The silver screen summer blockbusters are rolling in full force. Disney with a double salvo for your popcorn munching pleasure, Ant-Man and Wasp and The Incredibles 2. Pixar Studios’ Incredibles 2 opened in the UK this weekend to the glee of cinema go’ers following huge box office success stateside. The Incredibles 2 picks up the action straight from the get go where the original left off incredibly 14 years ago in 2004! With the Underminer drilling up through the streets ready to conduct a bank heist and destroy City Hall.
I don’t doubt there will be fan edit in the future, where they are fused together as a continuous movie, dubbed something akin to the ‘Incredible Epic’!

Pixar’s outings always carry a fun engaging story with mature themes about families in a way that both kids and adults can enjoy. The Incredibles this is doubly more so, as we are observing the lives of the Parr family. Struggling with the challenges everyone watching will be familiar with. Brad Bird delivers the writing and directing credit. With the original voice cast all returning. Animation visuals are superb.

 

Being a superhero is banned by the government, despite the events of the first movie and the high octane destructive opening, that remains the case. In steps media mogul and tech genius, brother and sister duo, Winston and Evelyn Deanvor. Who wish to privately employ superheroes, namely Elastigirl to be the face of the campaign. Giving the superhero a positive outlook in the media. A rather apt monologue delivered by Winston really speaks volumes of the current state of affairs here in the real world. It’s not the actions of the individual that matter. It is perception. The message carried by the media, if ones owns all the outlets’ everyone sees and reads. The ability to skew and manipulate the perception of events to how is entirely controlled by us. Their motives are a strong undercurrent of the main arc of the movie. Elastigirl now tied up as the breadwinning superhero, as a new supervillain emerges, the Screenslaver.
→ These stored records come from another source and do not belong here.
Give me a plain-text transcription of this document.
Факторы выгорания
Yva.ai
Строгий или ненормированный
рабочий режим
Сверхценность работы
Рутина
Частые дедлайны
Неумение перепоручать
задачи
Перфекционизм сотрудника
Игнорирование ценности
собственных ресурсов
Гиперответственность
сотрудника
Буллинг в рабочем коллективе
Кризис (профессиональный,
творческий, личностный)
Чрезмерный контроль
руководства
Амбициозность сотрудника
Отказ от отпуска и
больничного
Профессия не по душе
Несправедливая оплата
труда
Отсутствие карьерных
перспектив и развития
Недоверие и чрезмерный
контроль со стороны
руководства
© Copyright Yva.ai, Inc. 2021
Leaving Mr Incredible Bob at their new home to juggle with the daunting tasks of dealing with the kids and domestic responsibilities. Violets teenage troubles with the complications of a first date. Dashs lagging behind on his homework of common core. Managing baby Jack-Jacks ever-evolving new powers. Samuel L Jackson returns as Frozone as does fan-favourite Edna.


There is a case to be said that the trusted formula of a stay at home bumbling dad, isn’t original. Much of the laughs are at his expense and Jack-Jacks antics. Pixar sequel movies haven’t always fared well compared to their original, with Toy Story being the exception. Incredibles 2, does hit home firmly into the familiar feeling and warmth of the first outing.

 

 

Aspects that stood out: Strong narrative of being a family. What it takes to keep a family together.
The stylish retro 60s spy-inspired artwork intro, even the Disney castle is coloured in the Incredibles costumed colours.
The technology of the world is very ‘Gotham.’ A mix of classic style of 1950s style cars and colourized silhouette buildings. Fedor hats. Rounded television sets. Infused with modern technology, mobile phones and high tech monorails.
Johnny Quest and The Outer Limits!


If you or a member of family suffer epilepsy, note: slight spoiler. may want to avoid a certain portion of the movie, with strobe lighting effects. As Elastigirl rumbles it up with the Screenslaver in an screen covered electric cage.
As with all Pixar movies at the cinema, there is a 5 minute short before the feature presentation. Entitled ‘Bao.’ Mutterings in the audience of “What is this, this isn’t the Incredibles!” Though there were a few teary eyed as it closed. An emotive story of a mother, remembering her son who had left home whilst she was cooking. With some stunning animation technicques and new technology being employed.